Transformasi Epik Ramon Tanque di Stadion GBLA
Pertandingan antara Persib Bandung melawan Bhayangkara FC di Stadion Gelora Bandung Lautan Api (GBLA) menjadi momen penting dalam kariernya. Dalam laga yang berlangsung pada Minggu, 21 Desember 2025 malam, Ramon Tanque berhasil mencetak dua gol yang memastikan kemenangan 2-0 bagi Maung Bandung.
Dua gol tersebut tidak hanya memberikan tiga poin penting, tetapi juga membawa Persib Bandung naik ke posisi kedua klasemen BRI Super League. Kini, Persib mengoleksi 31 poin, menggeser Persija Jakarta ke urutan ketiga dalam persaingan sengit menuju puncak klasemen.
Dominasi Awal dan Gol Pertama
Sejak menit awal, Persib tampil dominan dengan peluang demi peluang yang lahir dari kaki Berguinho dan umpan-umpan matang Patricio Matricardi. Pada menit ke-10, Ramon Tanque membuka keran gol dengan memanfaatkan assist yang sangat baik dari Matricardi. Gol ini langsung membuat tribun GBLA bergemuruh.
Lini tengah yang dikomandoi oleh Thom Haye dan Eliano Reijnders terus menggempur pertahanan lawan tanpa ampun sepanjang babak pertama. Tekanan terus berlanjut hingga babak kedua dimulai.
Gol Kedua dan Respons Bhayangkara FC
Memasuki babak kedua, Ramon Tanque kembali menunjukkan kelasnya dengan mencetak gol kedua pada menit ke-62. Gol ini datang berkat umpan silang akurat dari Thom Haye. Meskipun Bhayangkara FC sempat mencoba membalas lewat sundulan Muhammad Ferarri, ketangguhan Teja Paku Alam di bawah mistar gawang tak tergoyahkan.
Fenomena Media Sosial dan Perubahan Nama Panggilan
Setelah pertandingan, fenomena unik terjadi di media sosial dengan meledaknya tagar #SemuaSayangRamon yang menjadi trending topic hangat. Ini adalah plot twist luar biasa bagi Ramon, yang pada awal musim sempat dihujat Bobotoh karena penampilannya dianggap kaku seperti “tank baja ringan” hingga “robot rusak”.
Alih-alih baper dengan kritik pedas, Ramon memilih jalur kerja keras dan membuktikan bahwa mesin “Tank” miliknya kini sudah panas maksimal. Kini, sebutan “Tanque” bukan lagi ejekan untuk gerakannya yang lambat, melainkan pujian karena kemampuannya menggilas bek lawan tanpa sisa.
Keberhasilan di Luar Lapangan
Bobotoh pun jatuh cinta melihat kegigihan Ramon Tanque yang tak segan turun jauh ke lini pertahanan untuk merebut bola demi membantu tim.
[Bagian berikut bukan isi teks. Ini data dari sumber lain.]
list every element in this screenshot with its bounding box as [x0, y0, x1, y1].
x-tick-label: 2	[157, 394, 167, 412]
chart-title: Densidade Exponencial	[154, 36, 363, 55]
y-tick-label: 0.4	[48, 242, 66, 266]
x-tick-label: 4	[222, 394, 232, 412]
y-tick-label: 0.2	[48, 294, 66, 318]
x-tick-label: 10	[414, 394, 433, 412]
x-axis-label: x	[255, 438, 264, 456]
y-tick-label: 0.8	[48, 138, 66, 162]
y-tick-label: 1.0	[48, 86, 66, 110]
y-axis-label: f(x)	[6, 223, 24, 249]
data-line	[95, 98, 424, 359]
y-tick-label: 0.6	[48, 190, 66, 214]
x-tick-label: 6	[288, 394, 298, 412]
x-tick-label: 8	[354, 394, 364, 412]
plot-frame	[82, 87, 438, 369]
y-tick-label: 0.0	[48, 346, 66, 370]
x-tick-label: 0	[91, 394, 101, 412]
Di luar lapangan, kepribadiannya yang low profile dan usahanya belajar bahasa Sunda membuat Ramon makin dicintai warga Jawa Barat.
Momen haru sempat terekam kamera saat pemain kelas dunia, Thom Haye, menggendong Ramon di pundaknya sebagai bentuk apresiasi setinggi langit. Ruang ganti yang harmonis ini menjadi sinyal bahaya bagi rival Persib: tim yang sedang “jatuh cinta” biasanya jauh lebih mematikan di lapangan.
Perubahan di Kolom Komentar
Kini, kolom komentar akun resmi Persib berubah menjadi lautan hati biru, membuktikan bahwa Ramon Tanque telah berhasil menaklukkan hati para pendukungnya.
Perjalanan Ramon Tanque dari kritik menjadi pujiannya menjadi contoh nyata bahwa tekad dan kerja keras dapat mengubah segalanya. Dengan performa yang konsisten dan sikap rendah hati, ia telah menjadi ikon baru bagi Maung Bandung.